La foule se précipita donc dans celle du laitier et envahit toute la maison. Alors, la frénésie du sauvetage les prit et j’oyais tout ce qui se passait par la fenêtre d’en haut : les armoires, le linge, les petits meubles, les glaces, les gamelles, les bidons… et je vis une femme qui, ne trouvant plus rien à sauver, prit quelques litres à moitié vides et les porta délicatement devant chez Maudru, l’épicier, et elle les posa avec précaution sur le pavé.

 

Toutes ces choses s’entassaient pêle-mêle dans la rue, puis ce fut le tour de la maison du maréchal-ferrant. J’entrai dans le couloir et je vis la table de la cuisine que personne n’avait pu sortir parce qu’elle était trop large. Une vieille cafetière trônait au milieu. Je vis passer une vieille femme pas bien réveillée, qui arrivait en retard. Un coup d’œil à la cafetière ; elle la rafla, la pressa contre son cœur, passa devant moi en courant. On ne les a jamais pu revues, ni la femme, ni la cafetière.

 

La maison brûlait toujours, celles d’à côté avaient seulement eu chaud. Petit à petit, le feu s’éteignait, y avait pu rien à brûler. Le jour se leva comme sur un champ de bataille, tout le monde bien fatigué. Quelques-uns rentraient chez eux. Quelqu’un a dit : « On a tout sorti ! Maintenant faut tout rentrer ! ». Ça allait moins vite que dans l’autre sens. Ça fumait toujours. Quelques poutres noires pointaient leurs moignons vers le ciel. C’était fini, et pourtant, devant l’épicerie, il y avait un seau hygiénique abandonné et personne ne voulait le rentrer.

 

Les gens commençaient à se demander pourquoi cette ferme avait brûlé aux quatre coins en même  temps ? On trouva le M… et sa mère un peu plus loin ; ils regardaient la scène. Quand les gendarmes posèrent des questions, au bout de cinq minutes, ils racontaient tout : « C’est mouë ! Pour toucher l’assurance ! C’était simple, non ? ».

 

Le pauvre M…, sa maladie, c’était son travail. Quand il fendait du bois devant chez les chères sœurs, à côté d’ouss qu’on habitait, ma mère lui payait un canon de rouge.
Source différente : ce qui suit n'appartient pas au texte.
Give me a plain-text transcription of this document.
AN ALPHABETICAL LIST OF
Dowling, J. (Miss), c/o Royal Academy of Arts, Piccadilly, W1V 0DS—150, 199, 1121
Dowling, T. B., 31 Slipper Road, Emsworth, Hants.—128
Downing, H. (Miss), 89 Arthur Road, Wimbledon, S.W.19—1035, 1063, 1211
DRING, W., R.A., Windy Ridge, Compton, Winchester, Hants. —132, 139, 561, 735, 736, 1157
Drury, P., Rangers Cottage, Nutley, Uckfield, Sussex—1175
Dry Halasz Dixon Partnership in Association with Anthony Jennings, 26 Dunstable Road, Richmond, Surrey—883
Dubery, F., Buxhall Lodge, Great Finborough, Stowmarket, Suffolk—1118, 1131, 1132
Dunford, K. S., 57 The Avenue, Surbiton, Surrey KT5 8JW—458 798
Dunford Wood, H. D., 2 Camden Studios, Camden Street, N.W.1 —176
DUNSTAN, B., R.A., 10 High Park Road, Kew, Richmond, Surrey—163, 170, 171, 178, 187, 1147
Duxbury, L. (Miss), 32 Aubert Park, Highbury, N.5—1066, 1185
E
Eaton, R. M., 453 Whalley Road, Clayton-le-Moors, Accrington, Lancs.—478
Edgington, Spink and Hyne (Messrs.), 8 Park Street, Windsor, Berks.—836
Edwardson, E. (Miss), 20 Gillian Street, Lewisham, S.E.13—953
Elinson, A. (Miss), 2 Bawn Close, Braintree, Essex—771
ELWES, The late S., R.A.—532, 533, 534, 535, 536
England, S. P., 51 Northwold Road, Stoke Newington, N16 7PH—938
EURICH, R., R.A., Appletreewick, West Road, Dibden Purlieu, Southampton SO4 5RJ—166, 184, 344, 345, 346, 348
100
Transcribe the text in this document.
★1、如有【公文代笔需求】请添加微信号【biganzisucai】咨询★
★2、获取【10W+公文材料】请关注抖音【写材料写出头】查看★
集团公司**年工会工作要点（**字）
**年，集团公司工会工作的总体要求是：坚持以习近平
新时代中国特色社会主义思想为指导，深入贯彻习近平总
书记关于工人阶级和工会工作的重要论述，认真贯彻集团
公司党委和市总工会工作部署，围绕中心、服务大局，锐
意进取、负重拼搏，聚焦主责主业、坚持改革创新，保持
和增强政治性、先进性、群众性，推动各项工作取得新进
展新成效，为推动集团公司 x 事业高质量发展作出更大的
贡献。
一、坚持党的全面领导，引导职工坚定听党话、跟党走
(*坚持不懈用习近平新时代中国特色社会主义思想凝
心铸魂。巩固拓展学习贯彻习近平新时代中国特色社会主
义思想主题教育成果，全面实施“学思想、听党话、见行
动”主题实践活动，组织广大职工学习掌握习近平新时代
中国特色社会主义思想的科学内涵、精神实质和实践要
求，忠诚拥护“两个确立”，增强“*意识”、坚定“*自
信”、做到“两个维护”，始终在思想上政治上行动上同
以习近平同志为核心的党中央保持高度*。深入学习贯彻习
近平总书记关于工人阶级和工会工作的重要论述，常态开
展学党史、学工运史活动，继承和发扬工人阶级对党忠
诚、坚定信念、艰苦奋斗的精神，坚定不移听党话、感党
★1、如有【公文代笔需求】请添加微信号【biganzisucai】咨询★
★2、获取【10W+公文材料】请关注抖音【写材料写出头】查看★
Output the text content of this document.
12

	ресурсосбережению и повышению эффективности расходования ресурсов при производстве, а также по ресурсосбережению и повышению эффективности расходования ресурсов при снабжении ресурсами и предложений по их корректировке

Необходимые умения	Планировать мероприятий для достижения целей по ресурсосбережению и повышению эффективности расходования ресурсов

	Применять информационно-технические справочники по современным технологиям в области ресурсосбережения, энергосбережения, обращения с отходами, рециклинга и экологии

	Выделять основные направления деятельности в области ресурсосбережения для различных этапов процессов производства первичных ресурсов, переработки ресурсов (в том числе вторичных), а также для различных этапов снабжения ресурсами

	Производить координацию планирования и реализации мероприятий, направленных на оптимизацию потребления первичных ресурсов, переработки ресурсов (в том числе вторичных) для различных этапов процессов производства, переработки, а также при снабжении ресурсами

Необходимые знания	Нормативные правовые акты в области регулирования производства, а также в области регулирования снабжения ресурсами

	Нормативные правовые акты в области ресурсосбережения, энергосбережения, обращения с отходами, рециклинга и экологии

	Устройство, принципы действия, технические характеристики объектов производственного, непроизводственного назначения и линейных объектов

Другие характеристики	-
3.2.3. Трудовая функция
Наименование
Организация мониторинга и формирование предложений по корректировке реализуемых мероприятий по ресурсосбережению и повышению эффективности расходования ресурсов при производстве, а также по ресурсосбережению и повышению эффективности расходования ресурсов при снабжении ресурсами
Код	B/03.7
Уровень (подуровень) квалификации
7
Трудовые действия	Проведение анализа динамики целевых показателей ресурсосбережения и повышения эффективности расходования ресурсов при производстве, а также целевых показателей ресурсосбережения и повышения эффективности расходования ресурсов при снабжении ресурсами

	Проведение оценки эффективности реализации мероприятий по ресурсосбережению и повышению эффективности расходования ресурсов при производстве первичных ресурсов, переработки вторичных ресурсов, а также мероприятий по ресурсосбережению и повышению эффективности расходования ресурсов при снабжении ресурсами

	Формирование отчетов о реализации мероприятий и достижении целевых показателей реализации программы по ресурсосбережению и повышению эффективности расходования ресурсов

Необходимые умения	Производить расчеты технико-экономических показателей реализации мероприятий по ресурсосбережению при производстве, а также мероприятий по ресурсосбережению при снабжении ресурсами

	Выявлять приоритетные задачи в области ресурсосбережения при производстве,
Il disait : « Madame Poirson, celui qui a nventé le travail ! C’est pas possible ! J’ai horreur de travailler ! J’peux pas, c’est terrible ! ».

 

En prison y pouvait p’t’être dormir tout son saoul ?

 

J’lai rencontré un jour sur le pont de la gare de Nancy. « Bonjour M… Ouss que t’vas ? » - « Ben j’vas là-bas ! » - « Où la-bas ???... ».

 

 

 André POIRSON

(avec l’aimable autorisation de son fils Michel)

 

 

 

 

A propos des pompiers.

Au Moyen-Age, il n’existe pas de corps de pompiers spécialisé. En cas d’incendie, on compte sur les volontaires. A la fin du XVIIe siècle, à Paris, le Lieutenant général d’Argenson dote chaque quartier d’une pompe à incendie. Le corps de garde-pompes est créé en 1716, avec un poste de Directeur des Pompes de la Ville de Paris ; il est réorganisé en 1811avec la formation du Bataillon des Sapeurs-Pompiers de Paris. En 1815, organisation d’un service communal de lutte contre l’incendie étendu à tout le territoire national.

(A.D. – série R – sous-série « sapeurs-pompiers »).